As Nobel laureate Amartya Sen last week stepped down as chancellor of the new Nalanda University, which is being revived on the site of the ancient institution in Bihar state, he slammed the government of Indian Prime Minister Narendra Modi for “extraordinarily large” interference in Nalanda and other higher education institutions in the country, accusing the government of jeopardising academic autonomy.

In an outspoken critique of the Indian government to be published next month in the New York Review of Books and an equally outspoken interview in the Times of India newspaper last week, breaking months of public silence on the matter, Sen admitted relations had become troubled between the Bharatiya Janata Party or BJP-led government elected in May 2014 and the governing board of Nalanda University, which seeks to erect a new university on the site of a fifth century institution with financial support from a number of Asian governments and India’s foreign ministry.

“I was certainly ousted from Nalanda,” he told the Times of India. But added it was not a “one-off incident”.

“Nothing on this scale of interference has happened before. Every institution where the government has a formal role is being converted into where the government has a substantive role," he said in the interview.

The winner of the Nobel Prize in Economics said in a forthcoming essay for the New York Review of Books he was “not entirely surprised to find that the new government opposed my continuing as chancellor of Nalanda University”.
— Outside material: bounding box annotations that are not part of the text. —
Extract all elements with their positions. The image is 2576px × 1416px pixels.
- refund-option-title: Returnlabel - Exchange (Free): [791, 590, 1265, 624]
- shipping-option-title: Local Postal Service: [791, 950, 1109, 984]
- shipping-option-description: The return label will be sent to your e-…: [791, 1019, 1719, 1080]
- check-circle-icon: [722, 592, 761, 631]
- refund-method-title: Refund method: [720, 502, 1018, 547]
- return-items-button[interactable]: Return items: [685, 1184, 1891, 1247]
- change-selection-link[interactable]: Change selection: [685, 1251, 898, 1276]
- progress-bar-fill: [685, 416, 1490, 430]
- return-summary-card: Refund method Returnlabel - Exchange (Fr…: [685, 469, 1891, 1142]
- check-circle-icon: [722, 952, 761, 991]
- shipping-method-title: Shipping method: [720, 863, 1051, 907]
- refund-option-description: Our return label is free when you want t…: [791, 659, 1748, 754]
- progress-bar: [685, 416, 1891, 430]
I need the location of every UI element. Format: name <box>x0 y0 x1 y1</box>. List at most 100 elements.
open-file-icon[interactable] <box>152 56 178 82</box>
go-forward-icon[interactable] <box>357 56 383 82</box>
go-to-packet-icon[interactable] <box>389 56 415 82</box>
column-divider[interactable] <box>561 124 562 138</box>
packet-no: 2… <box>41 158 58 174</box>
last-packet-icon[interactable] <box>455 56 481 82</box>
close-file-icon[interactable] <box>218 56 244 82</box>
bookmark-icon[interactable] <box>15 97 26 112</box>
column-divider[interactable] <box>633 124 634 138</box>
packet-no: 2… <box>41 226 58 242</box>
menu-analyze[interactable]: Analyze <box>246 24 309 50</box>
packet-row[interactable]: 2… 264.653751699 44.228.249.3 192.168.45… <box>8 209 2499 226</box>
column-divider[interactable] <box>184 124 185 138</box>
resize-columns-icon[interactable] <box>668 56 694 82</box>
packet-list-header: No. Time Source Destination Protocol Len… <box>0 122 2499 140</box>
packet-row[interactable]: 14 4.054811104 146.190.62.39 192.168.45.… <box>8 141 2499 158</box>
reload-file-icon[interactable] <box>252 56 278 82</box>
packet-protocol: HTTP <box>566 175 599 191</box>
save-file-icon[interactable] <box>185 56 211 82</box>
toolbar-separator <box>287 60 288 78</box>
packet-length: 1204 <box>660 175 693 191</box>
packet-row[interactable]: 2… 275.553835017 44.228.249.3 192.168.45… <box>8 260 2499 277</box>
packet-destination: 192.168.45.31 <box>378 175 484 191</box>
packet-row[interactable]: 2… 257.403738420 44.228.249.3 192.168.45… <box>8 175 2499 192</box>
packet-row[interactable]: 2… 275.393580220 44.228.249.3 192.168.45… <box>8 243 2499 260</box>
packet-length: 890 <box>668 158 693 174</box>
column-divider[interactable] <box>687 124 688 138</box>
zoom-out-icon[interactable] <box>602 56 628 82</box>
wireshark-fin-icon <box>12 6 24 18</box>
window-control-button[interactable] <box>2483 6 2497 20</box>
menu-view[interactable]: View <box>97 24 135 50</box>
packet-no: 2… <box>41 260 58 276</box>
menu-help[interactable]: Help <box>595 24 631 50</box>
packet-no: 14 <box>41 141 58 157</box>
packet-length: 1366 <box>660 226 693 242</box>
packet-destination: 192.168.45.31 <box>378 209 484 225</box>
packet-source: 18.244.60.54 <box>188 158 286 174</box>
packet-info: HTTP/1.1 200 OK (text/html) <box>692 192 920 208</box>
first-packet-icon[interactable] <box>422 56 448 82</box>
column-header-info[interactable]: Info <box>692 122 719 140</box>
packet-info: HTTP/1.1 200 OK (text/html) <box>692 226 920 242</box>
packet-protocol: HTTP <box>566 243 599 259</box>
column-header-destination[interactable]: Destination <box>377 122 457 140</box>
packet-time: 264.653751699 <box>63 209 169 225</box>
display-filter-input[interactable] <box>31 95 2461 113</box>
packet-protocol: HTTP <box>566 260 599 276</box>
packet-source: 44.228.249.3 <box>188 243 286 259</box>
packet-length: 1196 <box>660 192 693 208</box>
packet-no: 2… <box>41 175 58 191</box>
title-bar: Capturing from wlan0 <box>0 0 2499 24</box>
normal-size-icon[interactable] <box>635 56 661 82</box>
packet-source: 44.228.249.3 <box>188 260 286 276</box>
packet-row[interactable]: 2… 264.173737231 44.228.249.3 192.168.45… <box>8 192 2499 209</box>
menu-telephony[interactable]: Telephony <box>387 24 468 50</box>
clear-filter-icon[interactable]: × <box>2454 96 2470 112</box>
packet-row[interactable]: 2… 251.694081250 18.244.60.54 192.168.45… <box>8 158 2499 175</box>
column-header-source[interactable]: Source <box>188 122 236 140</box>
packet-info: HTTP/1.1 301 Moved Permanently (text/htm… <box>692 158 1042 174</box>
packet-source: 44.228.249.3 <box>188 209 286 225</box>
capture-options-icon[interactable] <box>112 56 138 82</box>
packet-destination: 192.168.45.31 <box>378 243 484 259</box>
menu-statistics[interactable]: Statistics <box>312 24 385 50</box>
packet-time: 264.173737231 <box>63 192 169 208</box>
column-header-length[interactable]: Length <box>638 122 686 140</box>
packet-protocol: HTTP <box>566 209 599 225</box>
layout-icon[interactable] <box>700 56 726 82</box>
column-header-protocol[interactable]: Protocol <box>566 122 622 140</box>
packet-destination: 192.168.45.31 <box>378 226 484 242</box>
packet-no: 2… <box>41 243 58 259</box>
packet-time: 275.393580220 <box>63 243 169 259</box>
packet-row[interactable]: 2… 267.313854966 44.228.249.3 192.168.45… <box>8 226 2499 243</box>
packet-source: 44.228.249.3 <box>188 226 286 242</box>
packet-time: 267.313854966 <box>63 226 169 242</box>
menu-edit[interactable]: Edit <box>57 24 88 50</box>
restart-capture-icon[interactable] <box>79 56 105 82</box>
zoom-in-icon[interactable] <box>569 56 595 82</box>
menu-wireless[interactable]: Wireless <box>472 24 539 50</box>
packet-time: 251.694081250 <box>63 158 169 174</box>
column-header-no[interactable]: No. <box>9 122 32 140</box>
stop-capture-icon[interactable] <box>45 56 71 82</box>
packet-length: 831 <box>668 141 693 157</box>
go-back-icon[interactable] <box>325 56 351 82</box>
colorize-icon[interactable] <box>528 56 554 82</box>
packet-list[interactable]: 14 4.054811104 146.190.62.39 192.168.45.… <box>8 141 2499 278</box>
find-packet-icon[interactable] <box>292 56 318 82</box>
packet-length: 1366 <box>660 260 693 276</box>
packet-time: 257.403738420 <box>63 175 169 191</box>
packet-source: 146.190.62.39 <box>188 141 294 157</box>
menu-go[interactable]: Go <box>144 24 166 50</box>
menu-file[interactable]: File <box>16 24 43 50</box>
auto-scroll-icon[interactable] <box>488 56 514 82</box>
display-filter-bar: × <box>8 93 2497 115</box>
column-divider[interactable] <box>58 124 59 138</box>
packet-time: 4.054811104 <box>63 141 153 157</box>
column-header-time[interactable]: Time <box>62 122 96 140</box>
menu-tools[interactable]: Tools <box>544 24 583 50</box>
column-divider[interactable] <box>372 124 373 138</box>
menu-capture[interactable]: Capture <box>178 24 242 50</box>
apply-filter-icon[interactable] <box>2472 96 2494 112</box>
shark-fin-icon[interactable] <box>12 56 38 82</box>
During elections last year Sen had openly criticised the ruling BJP party and Modi himself for their anti-secular stance, and the rift has proved hard to heal with amid accusations from several politicians in Bihar’s ousted provincial government that Sen was “hounded out” by the new central government.

The previous provincial government of Bihar, where the revived university is situated, strongly backed the university project which it hoped would bring more economic and social development to one of the country’s most backward states.

Stepping down

Sen stepped down as chancellor of the university on 17 July to be replaced by Singapore’s former foreign minister George Yeo, who has been involved in the project from very early on.

Sen said he would not continue, after initially resisting attempts by the Modi government to remove him.

The government tried “to remove me as chancellor, overruling a unanimous decision of Nalanda’s governing board [in January 2015] that I should continue”, he writes for the New York Review of Books.

“While I appreciate the unanimous support [from the Nalanda board], it soon became clear to me that the tension between the government and the governing board of Nalanda over my continuing as chancellor was proving to be a barrier to the work of rebuilding the school. It also became obvious that the government’s hostility would prevent me from being an effective leader.”

Sen subsequently informed the board that he would not accept reappointment when his present term ends this month.

“It is however extremely important to make sure that the academic independence of Nalanda under the new chancellor is respected. The university must not be subjected to partisan political pressure,” he writes.

“Yeo has just accepted the position with the assurance that he will have the independence that will be required for running the university,” Sen writes without saying how that independence will be guaranteed.

Academic independence

However, the larger issue concerns the academic independence of institutions of higher learning, Sen writes.

Some of his criticisms of the government outlined in a five-page letter to the Nalanda governing board in January had previously been leaked to newspapers, when he revealed the government did not want him to continue as chancellor. He now insists he is standing down on principle.

“While it is certainly true that the Modi government is not pleased with the political positions I have taken, the confrontation is ultimately not about personalities. It is about the principles governing public institutions, particularly the importance of academic independence,” Sen writes.

But perhaps more damning, he notes that the government’s pressures on Nalanda are part of a “general pattern of interference in academic leadership across the country”. He points to a number of examples where the present government has interfered with leadership appointments at a number of institutions.

“It is hard not to conclude that the government has difficulty in appreciating the distinction between an autonomous institution supported by the government, using state resources, and an institution under the direct command of the government currently in office,” Sen writes.

“The new government and its allies have been active in trying to impose their own views on many academic institutions, and Nalanda’s academic independence has been under considerable threat over the last year.”

Delays

In addition, Sen said, “the government tried suddenly, without any consultation with the governing board, to make radical changes” in the board’s membership, a move that did not work because the proposed changes violated provisions of the Nalanda University Act passed by the Indian parliament in 2010.

The Indian foreign ministry has denied any intention to remove Sen or defer the renewal of his tenure. But there have been behind-the-scenes grumbling within government about ‘non-resident Indians’ such as Sen and other overseas members of the Nalanda board being involved in such high-profile government-funded projects.

The provincial government of Bihar had backed Sen, but post-election political turmoil in the state, when the previous Bihar government was ousted, made it difficult to assert authority in Sen’s favour in the matter, sources said.